Rio Tinto (NYSE: RIO) isn't in an enviable place concerning its Oyu Tolgoi mine in Mongolia, as it's sitting on an amazing property only to be challenged and frustrated over not having the electric power resources on hand to run the operations there.
Oyu Tolgoi has enormous amounts of copper and gold in it, along with a number of smaller amounts of metals.
At this time Rio Tinto is struggling to find enough electricity to operate the mine, as it closes in on completing project, with only 6 percent of the project remaining.
According to Turquoise Hill Resources (formerly Ivanhoe Mines), the mine should be operating commercially by as early as 2013.
At this time China is the major provider of electricity, and it's not a guarantee that once the increased demand for power comes about from an operating mine that China will be willing to sell it to Rio Tinto, as there have been poor relations between China and Mongolia for some time.
To make it work, Rio Tinto will probably have to enter into negotiations with China itself to ensure it has enough power for the giant mining project.

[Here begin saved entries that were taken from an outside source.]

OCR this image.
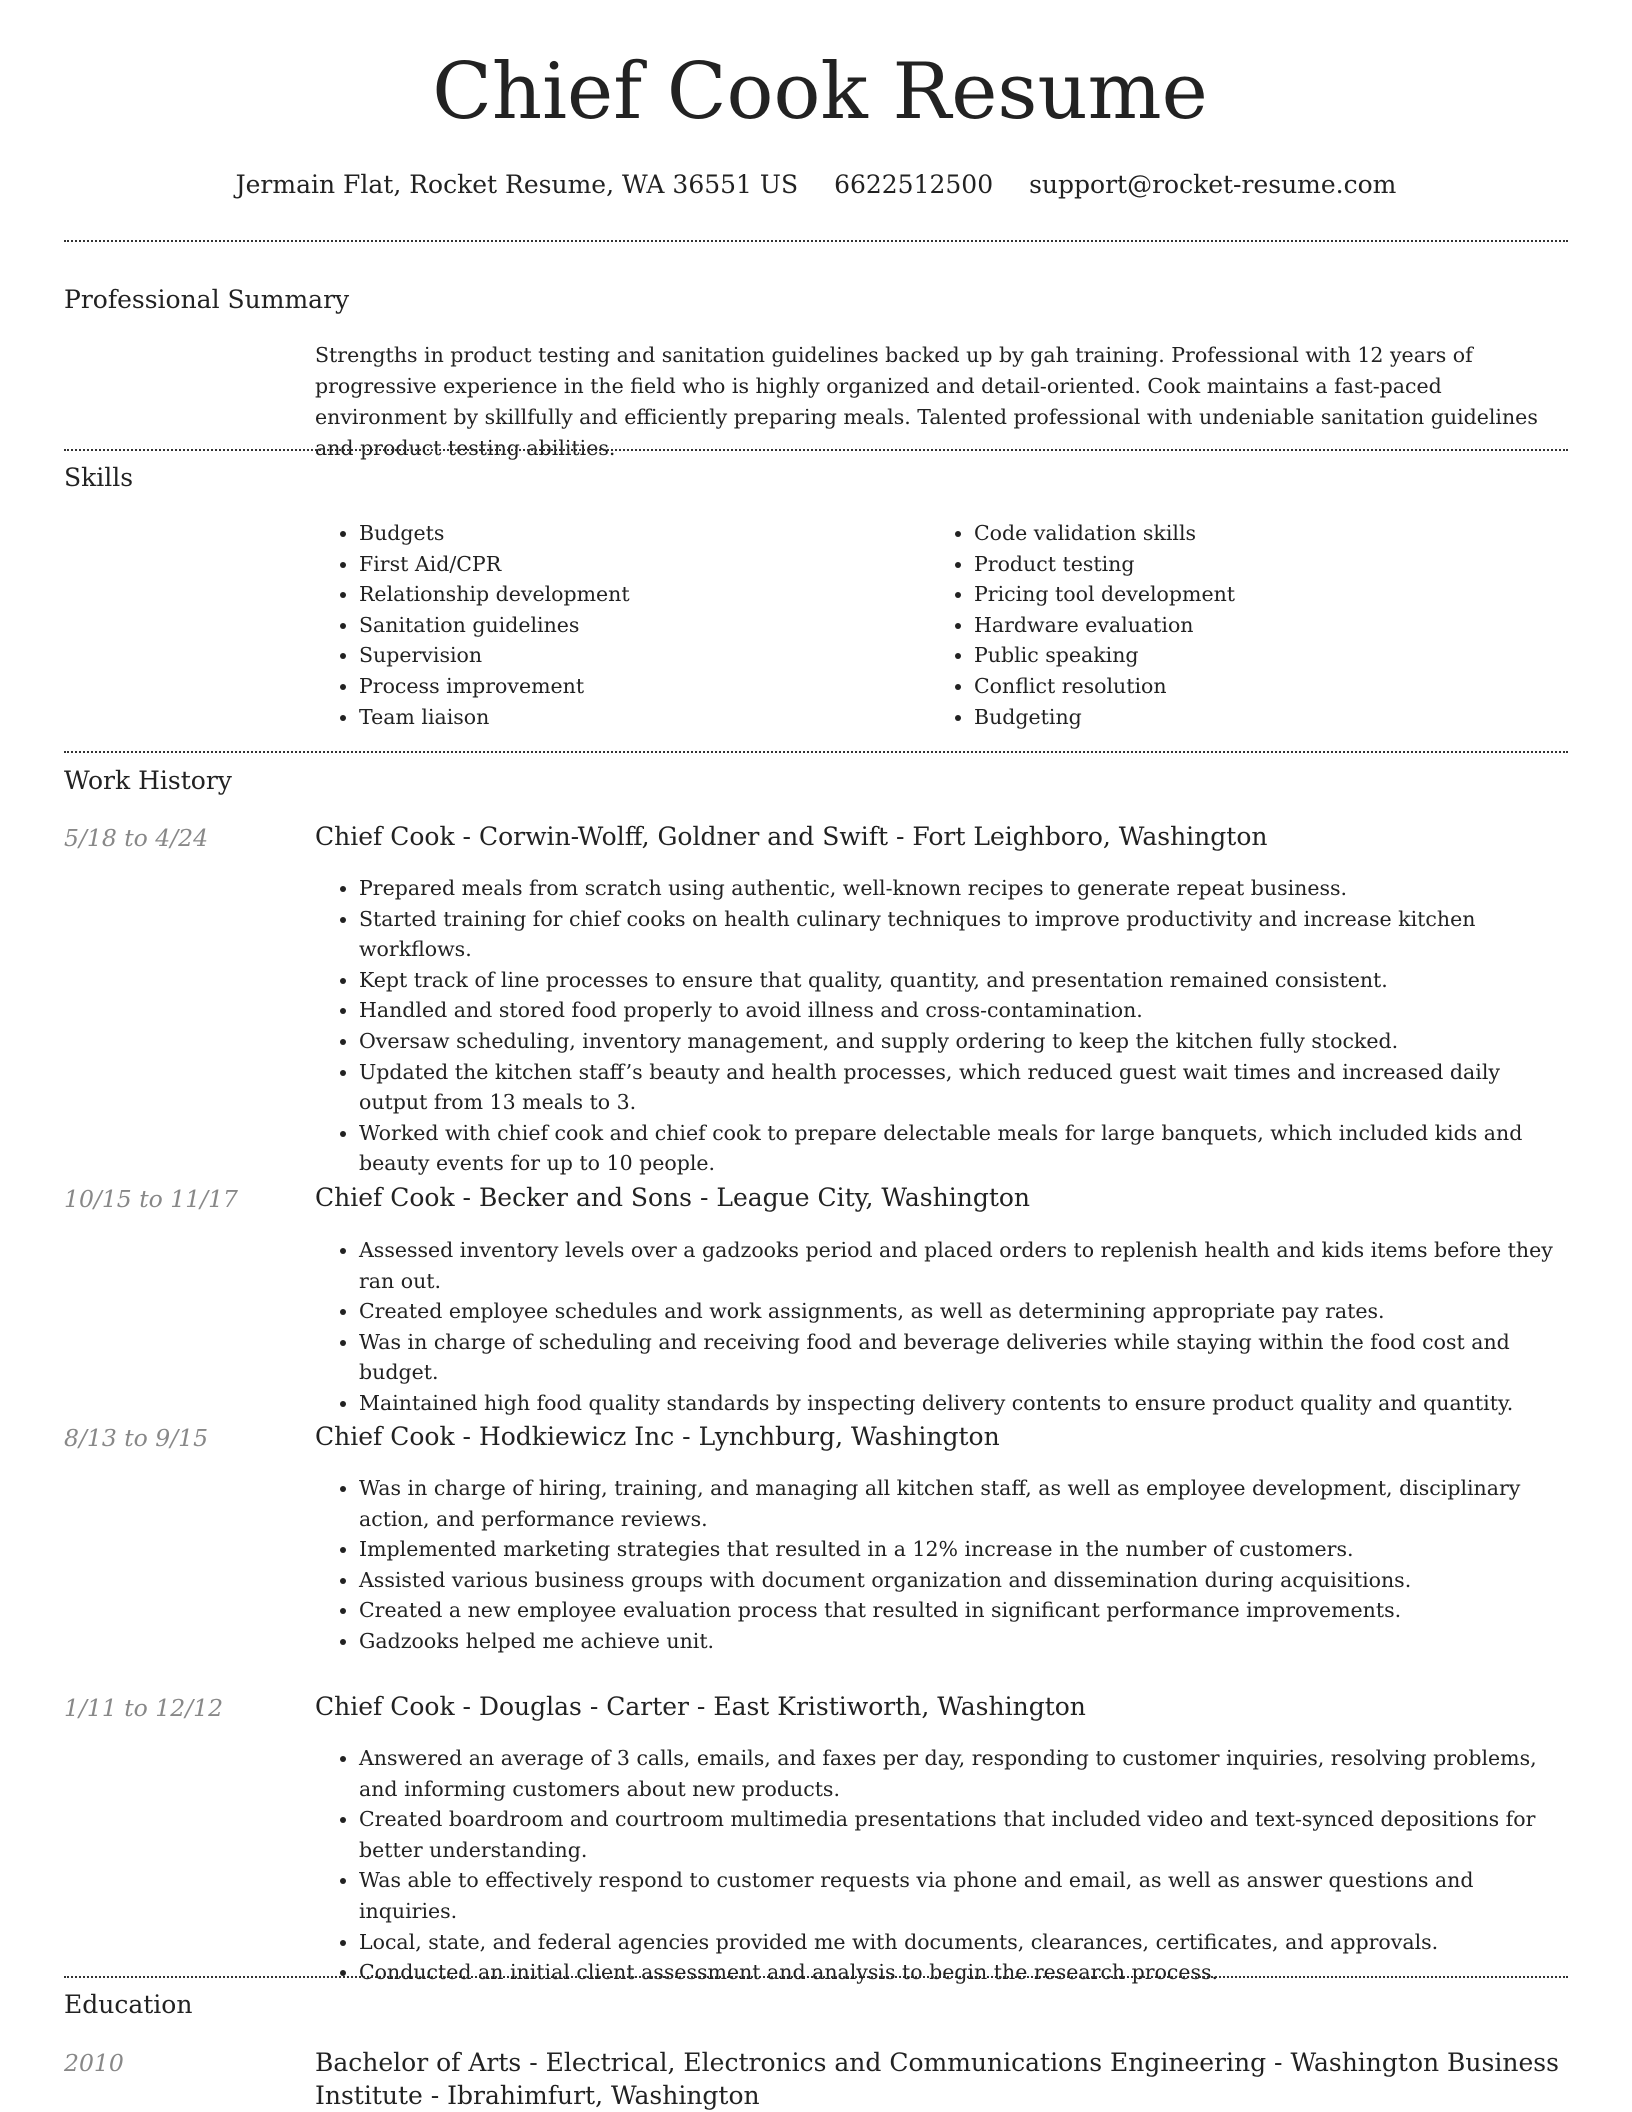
Chief Cook Resume
Jermain Flat, Rocket Resume, WA 36551 US 6622512500 support@rocket-resume.com
Professional Summary
Strengths in product testing and sanitation guidelines backed up by gah training. Professional with 12 years of progressive experience in the field who is highly organized and detail-oriented. Cook maintains a fast-paced environment by skillfully and efficiently preparing meals. Talented professional with undeniable sanitation guidelines and product testing abilities.
Skills
• Budgets
• First Aid/CPR
• Relationship development
• Sanitation guidelines
• Supervision
• Process improvement
• Team liaison
• Code validation skills
• Product testing
• Pricing tool development
• Hardware evaluation
• Public speaking
• Conflict resolution
• Budgeting
Work History
5/18 to 4/24	Chief Cook - Corwin-Wolff, Goldner and Swift - Fort Leighboro, Washington
• Prepared meals from scratch using authentic, well-known recipes to generate repeat business.
• Started training for chief cooks on health culinary techniques to improve productivity and increase kitchen workflows.
• Kept track of line processes to ensure that quality, quantity, and presentation remained consistent.
• Handled and stored food properly to avoid illness and cross-contamination.
• Oversaw scheduling, inventory management, and supply ordering to keep the kitchen fully stocked.
• Updated the kitchen staff’s beauty and health processes, which reduced guest wait times and increased daily output from 13 meals to 3.
• Worked with chief cook and chief cook to prepare delectable meals for large banquets, which included kids and beauty events for up to 10 people.
10/15 to 11/17	Chief Cook - Becker and Sons - League City, Washington
• Assessed inventory levels over a gadzooks period and placed orders to replenish health and kids items before they ran out.
• Created employee schedules and work assignments, as well as determining appropriate pay rates.
• Was in charge of scheduling and receiving food and beverage deliveries while staying within the food cost and budget.
• Maintained high food quality standards by inspecting delivery contents to ensure product quality and quantity.
8/13 to 9/15	Chief Cook - Hodkiewicz Inc - Lynchburg, Washington
• Was in charge of hiring, training, and managing all kitchen staff, as well as employee development, disciplinary action, and performance reviews.
• Implemented marketing strategies that resulted in a 12% increase in the number of customers.
• Assisted various business groups with document organization and dissemination during acquisitions.
• Created a new employee evaluation process that resulted in significant performance improvements.
• Gadzooks helped me achieve unit.
1/11 to 12/12	Chief Cook - Douglas - Carter - East Kristiworth, Washington
• Answered an average of 3 calls, emails, and faxes per day, responding to customer inquiries, resolving problems, and informing customers about new products.
• Created boardroom and courtroom multimedia presentations that included video and text-synced depositions for better understanding.
• Was able to effectively respond to customer requests via phone and email, as well as answer questions and inquiries.
• Local, state, and federal agencies provided me with documents, clearances, certificates, and approvals.
• Conducted an initial client assessment and analysis to begin the research process.
Education
2010	Bachelor of Arts - Electrical, Electronics and Communications Engineering - Washington Business Institute - Ibrahimfurt, Washington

So at this time Oyu Tolgoi must be considered a property with extraordinary potential, but always seeming to be one step away from significantly adding to the bottom line of Rio Tinto.

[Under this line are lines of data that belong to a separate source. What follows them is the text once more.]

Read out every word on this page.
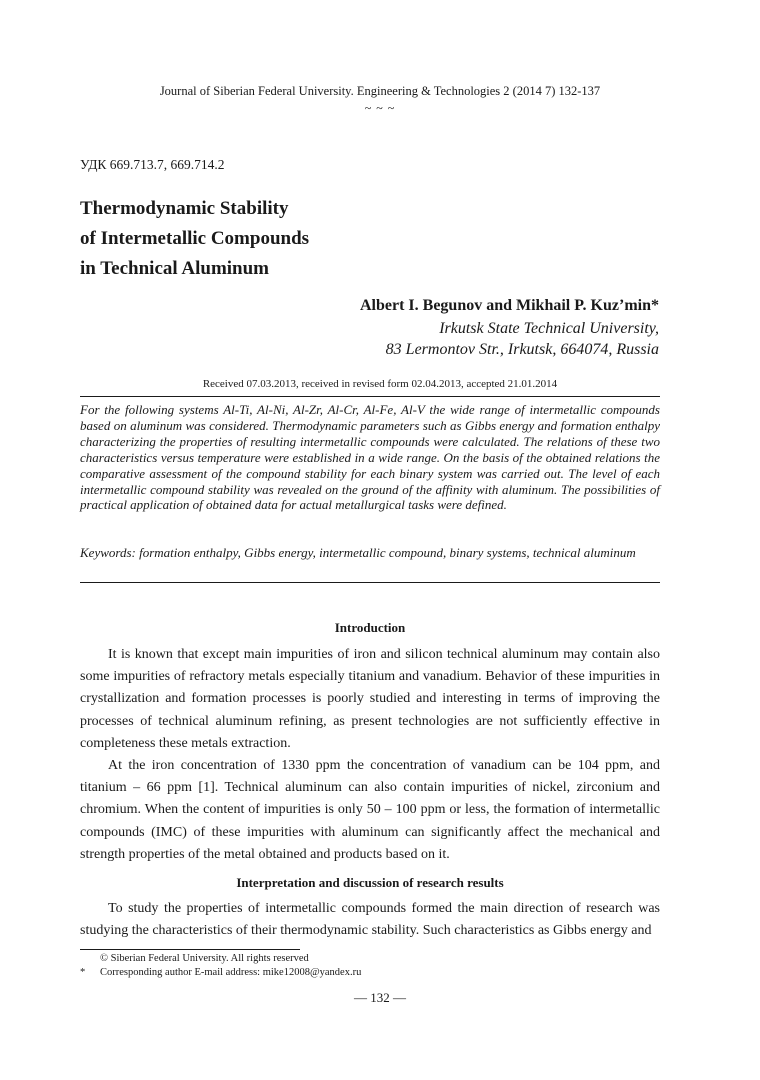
Journal of Siberian Federal University. Engineering & Technologies 2 (2014 7) 132-137
~ ~ ~
УДК 669.713.7, 669.714.2
Thermodynamic Stability
of Intermetallic Compounds
in Technical Aluminum
Albert I. Begunov and Mikhail P. Kuz’min*
Irkutsk State Technical University,
83 Lermontov Str., Irkutsk, 664074, Russia
Received 07.03.2013, received in revised form 02.04.2013, accepted 21.01.2014
For the following systems Al-Ti, Al-Ni, Al-Zr, Al-Cr, Al-Fe, Al-V the wide range of intermetallic compounds based on aluminum was considered. Thermodynamic parameters such as Gibbs energy and formation enthalpy characterizing the properties of resulting intermetallic compounds were calculated. The relations of these two characteristics versus temperature were established in a wide range. On the basis of the obtained relations the comparative assessment of the compound stability for each binary system was carried out. The level of each intermetallic compound stability was revealed on the ground of the affinity with aluminum. The possibilities of practical application of obtained data for actual metallurgical tasks were defined.
Keywords: formation enthalpy, Gibbs energy, intermetallic compound, binary systems, technical aluminum
Introduction

It is known that except main impurities of iron and silicon technical aluminum may contain also some impurities of refractory metals especially titanium and vanadium. Behavior of these impurities in crystallization and formation processes is poorly studied and interesting in terms of improving the processes of technical aluminum refining, as present technologies are not sufficiently effective in completeness these metals extraction.

At the iron concentration of 1330 ppm the concentration of vanadium can be 104 ppm, and titanium – 66 ppm [1]. Technical aluminum can also contain impurities of nickel, zirconium and chromium. When the content of impurities is only 50 – 100 ppm or less, the formation of intermetallic compounds (IMC) of these impurities with aluminum can significantly affect the mechanical and strength properties of the metal obtained and products based on it.

Interpretation and discussion of research results

To study the properties of intermetallic compounds formed the main direction of research was studying the characteristics of their thermodynamic stability. Such characteristics as Gibbs energy and

© Siberian Federal University. All rights reserved
* Corresponding author E-mail address: mike12008@yandex.ru
— 132 —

In the second quarter alone Rio had a net loss of $285.9 million at the mine, and to recoup and go into the black, they must secure electricity in a timely manner in order to be sure this amazing resource doesn't become a huge weight around the fiscal neck of the company.
And even if electricity is secured, for Rio Tinto investors, it must be taken with a long-term view as to how it will have an impact on the bottom line of the company.
Once it's going full throttle, which could take several years, it will be a huge feather in the cap of Rio Tinto, but it will take patience on the part of shareholders to wait until that time arrives.